All countries should keep a manufacturing base for medicine, medical gear, aircraft, machine tools, and consumer electronics and other sectors, as Lind points out.  It would save lives around the world in a pandemic. Corporations like Boeing, who benefit from government military contracts, cannot and should not claim to be, on the one hand,  international companies who need to be freed from the constraints of national government in economic boomtimes and then, on the other hand, portray themselves as national champions that need a bailout in pandemics.

Lind compares a future industrial policy to arms-control deals in which each side engages in a give-and-take agreement where arms are reduced while each country maintains some control over its military spending.
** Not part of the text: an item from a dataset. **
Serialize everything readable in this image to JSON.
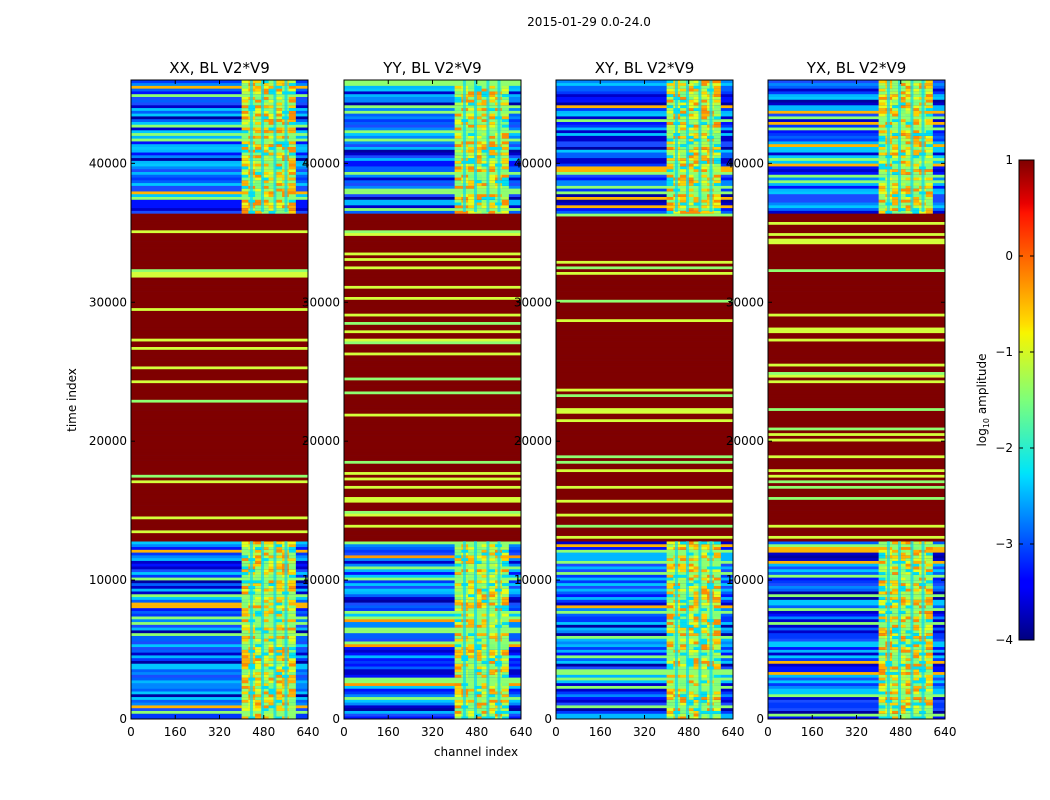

In a quality industrial policy, each country should be able to produce some essentials while engaging in some economic competition on essentials and even more economic competition on other items. The ideal of absolute free trade might be the cause of future wars if American companies nudge political leaders into a war with China, or any other adversary, because their factories are threatened by the politics of the nation-state where factories are located. It is hard to imagine any arms-control treaties being struck, with the size of national militaries already being reduced, in that environment!

A future industrial policy would place some controls on the manufacturing tendencies of corporate America, a key feature of a more social democratic America. The federal government could offer companies a subsidy, which Hamilton would approve of, to manufacture some essential items here. We should move money away from the bloated military-industrial complex, which manufactures unnecessary weapons, and toward items that would be useful in pandemics or in fighting or adapting to the greenhouse effect. The strategy would avoid demonizing China and other geopolitical competitors as an evil greater than Nazi Germany and would also reject racist attacks on Chinese-Americans or the Chinese people in general. This limited free trade model would allow each state in the international system a certain amount of security and for a more peaceful international order where arms-control can become a bigger part of our national-security strategy.

Jason Sibert is the Executive Director of the Peace Economy Project in St. Louis.